よって, Schema-less なデータストアを使用し, Schema-less なログを出力する必要がある.
データストアの選定
Schema-less なデータストアを選定する場合, 筆者は, まず始めに MongoDB や Elasticsearch を候補にあげる. その後, Schema-full だが, データ取得時にフィールドに格納されている JSON フォーマット文字列から必要な情報を部分的に抜き取れる Redshift や BigQuery を連想する.
それぞれのデータストアに得手不得手があるため, gumi では, 適宜, 用途により使い分けている(一つのログを複数の用途で使用するため, ログの複製を複数のデータストアに保存することが多い).
今回の要件は, 「気軽に適当なフォーマットのログを出力したい」 であるため, 次の観点から BigQuery を採用した.
- SQL なら書ける人が多い
- ディスクスペースを考慮する必要がない
- JSON 関連の関数の応答速度が速い
- ModeAnalytics などで楽にグラフを作成できる
蛇足だが, 前述した他のデータストアを, gumi では次の用途で使用している.
- MongoDB - 行動ログを入れ, カスタマーサポート時に使用
- ElasticSearch - 自由入力文字列を入れ, 伏字処理や特定単語の検索に使用
- Redshift - 検索頻度は高いが, 年単位で遡る事がない場合, BigQuery の代わりに使用
- S3 & Glacier - 蛇足の蛇足. あらゆる全てのログのバックアップに使用
その他の前提条件
サーバ/クライアントから何らかの経路を辿り Fluentd へログが渡されていることを前提条件とする.
ログの取り扱い
ログを JSON フォーマット文字列にシリアライズする
前述した通り, BigQuery は Schema-full なデータストアであるため, ログを JSON フォーマット文字列に変換し, 一つのフィールドに入れる必要がある.
gumi では, ログを JSON フォーマット文字列にシリアライズする Fluentd Plugin fluent-plugin-record-serializer を作成し, 運用している.

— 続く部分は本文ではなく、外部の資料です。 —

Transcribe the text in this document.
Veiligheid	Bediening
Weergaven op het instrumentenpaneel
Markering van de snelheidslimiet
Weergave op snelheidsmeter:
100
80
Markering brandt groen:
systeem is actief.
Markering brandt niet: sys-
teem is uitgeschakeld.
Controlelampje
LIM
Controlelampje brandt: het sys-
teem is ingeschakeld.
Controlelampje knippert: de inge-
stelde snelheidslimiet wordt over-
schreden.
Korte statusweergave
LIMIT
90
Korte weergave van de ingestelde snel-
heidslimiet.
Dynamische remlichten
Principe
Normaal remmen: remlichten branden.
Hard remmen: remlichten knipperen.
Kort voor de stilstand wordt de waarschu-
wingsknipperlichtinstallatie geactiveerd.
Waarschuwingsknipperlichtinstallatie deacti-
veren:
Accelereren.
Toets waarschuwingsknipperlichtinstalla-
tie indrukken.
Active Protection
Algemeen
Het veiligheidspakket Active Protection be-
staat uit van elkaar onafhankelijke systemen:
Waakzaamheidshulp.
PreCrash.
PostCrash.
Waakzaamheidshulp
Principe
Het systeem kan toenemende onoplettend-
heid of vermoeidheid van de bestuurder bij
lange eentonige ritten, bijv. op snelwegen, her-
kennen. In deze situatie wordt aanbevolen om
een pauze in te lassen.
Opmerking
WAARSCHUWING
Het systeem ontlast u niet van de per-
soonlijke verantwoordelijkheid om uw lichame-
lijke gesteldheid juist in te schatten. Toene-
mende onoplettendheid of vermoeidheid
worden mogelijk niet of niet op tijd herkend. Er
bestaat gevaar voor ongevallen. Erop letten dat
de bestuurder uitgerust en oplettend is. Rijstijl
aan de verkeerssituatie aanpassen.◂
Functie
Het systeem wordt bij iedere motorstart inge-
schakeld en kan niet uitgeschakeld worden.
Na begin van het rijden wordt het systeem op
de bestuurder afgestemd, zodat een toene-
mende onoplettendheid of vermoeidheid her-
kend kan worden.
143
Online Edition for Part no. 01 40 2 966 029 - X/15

Plugin をインストール後, Fleuntd に次のような設定を追加し,
<filter pattern>
type record_serializer
</filter>
次の様なログを送ると,
{
"spam": "ham",
"egg": "cheese"
}
次の様にシリアライズされる.
{
"tag": "pattern",
"payload": "{\"spam\": \"ham\", \"egg\": \"cheese\"}"
}
ちなみに, fluent-plugin-record-serializer は Oj をインストールすると CPU 負荷が減る.
BigQuery への保存
Fleuntd から BigQuery にログを入れるため, fluent-plugin-bigquery を使用する.
次の様な本末転倒な Schema ファイルを設置し,
[
{
"name": "tag",
"type": "STRING"
},
{
"name": "time",
"type": "INTEGER"
},
{
"name": "payload",
"type": "STRING"
}
]
Fleuntd に次のような設定を追加すると,
<match pattern>
type bigquery
method insert
auto_create_table true
schema_path /path/to/schemaless_schema.json
# ..snip..
</match>
指定したプロジェクトのテーブルに, Schema-less なログが入る.
ログの確認
JSON_EXTRACT 関数を使用し, 必要なログを取得する.
SELECT JSON_EXTRACT(payload, '$.spam') as spam
FROM [pattern_20151204]
WHERE JSON_EXTRACT(payload, '$.egg') = 'cheese'
まとめ
SELECT や WHERE 句に payload を指定すると, 非常にサイズの大きいフィールドを扱うため, BigQuery 破産の可能性が上昇する. ご利用は計画的に.